The company anticipates closing about 36 of the 200 remaining Kmart stores, according to a business plan filed with the court last week by a top executive of Sears Chairman Eddie Lampert’s hedge fund. The court is determining this week whether to accept Lampert’s $5.2 billion offer to rescue the bankrupt company.
Sears’ stores are sitting on valuable real estate. The plan estimates that real estate sales will generate $200 million a year through 2021. Those sales will be a key way the “new” Sears would pay off debt.
Lampert insists he wants to buy the company because he believes a smaller Sears with less debt can be profitable and competitive.

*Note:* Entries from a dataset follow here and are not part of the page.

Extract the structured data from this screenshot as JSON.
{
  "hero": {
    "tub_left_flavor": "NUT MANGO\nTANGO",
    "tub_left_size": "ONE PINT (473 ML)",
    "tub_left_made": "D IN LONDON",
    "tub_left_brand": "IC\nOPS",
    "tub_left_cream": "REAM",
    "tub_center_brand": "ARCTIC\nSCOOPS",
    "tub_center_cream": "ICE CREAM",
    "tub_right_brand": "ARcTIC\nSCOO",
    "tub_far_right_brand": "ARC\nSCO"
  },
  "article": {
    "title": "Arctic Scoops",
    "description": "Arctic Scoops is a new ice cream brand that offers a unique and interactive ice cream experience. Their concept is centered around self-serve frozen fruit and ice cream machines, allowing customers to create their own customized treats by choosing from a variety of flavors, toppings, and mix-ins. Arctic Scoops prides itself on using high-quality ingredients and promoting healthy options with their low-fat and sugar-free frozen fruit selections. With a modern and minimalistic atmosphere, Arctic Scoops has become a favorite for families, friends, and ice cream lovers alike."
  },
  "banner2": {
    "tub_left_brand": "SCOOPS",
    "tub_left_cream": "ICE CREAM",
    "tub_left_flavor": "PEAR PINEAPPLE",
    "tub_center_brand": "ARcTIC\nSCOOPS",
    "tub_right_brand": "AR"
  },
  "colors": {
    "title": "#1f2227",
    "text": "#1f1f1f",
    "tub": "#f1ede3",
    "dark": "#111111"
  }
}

Asked about the projections of future store closings, a spokesman for his hedge fund said the a revamped Sears would rely on a “meaningful network” of stores.
“We intend for the new company to operate as many Sears and Kmart stores as reasonably possible, including new smaller stores that emphasize our stronger capabilities. Continuing to operate a meaningful network of stores is essential to achieving our goal of returning Sears to profitability,” the spokesman said.
But other experts suggest that Lampert only wants to keep the company going as part of a plan to sell off real estate, slowly and steadily, as a way of maximizing the money he can get from his investment.
Lampert managed the company since 2005 as if it were a slow-motion liquidation, said Philip Emma, analyst with Debtwire and an expert in retail bankruptcies.
Keeping Sears open means Lampert could continue that strategy.
“He benefits from maintaining the controlled liquidation,” said Emma.
Sears has been slashing and selling for years.
The company had 3,500 US stores and more than 300,000 employees when Sears and Kmart merged in 2005. Last year it was down to about 1,000 stores and 89,000 employees.
Bankruptcy Court Judge Robert Drain has indicated that he would like Sears to survive if possible to save up to 45,000 jobs. But under bankruptcy law he has to decide on what’s best for those owed billions by the troubled retailer.
Sears’ creditors argue that the company is doomed to fail and want it liquidated.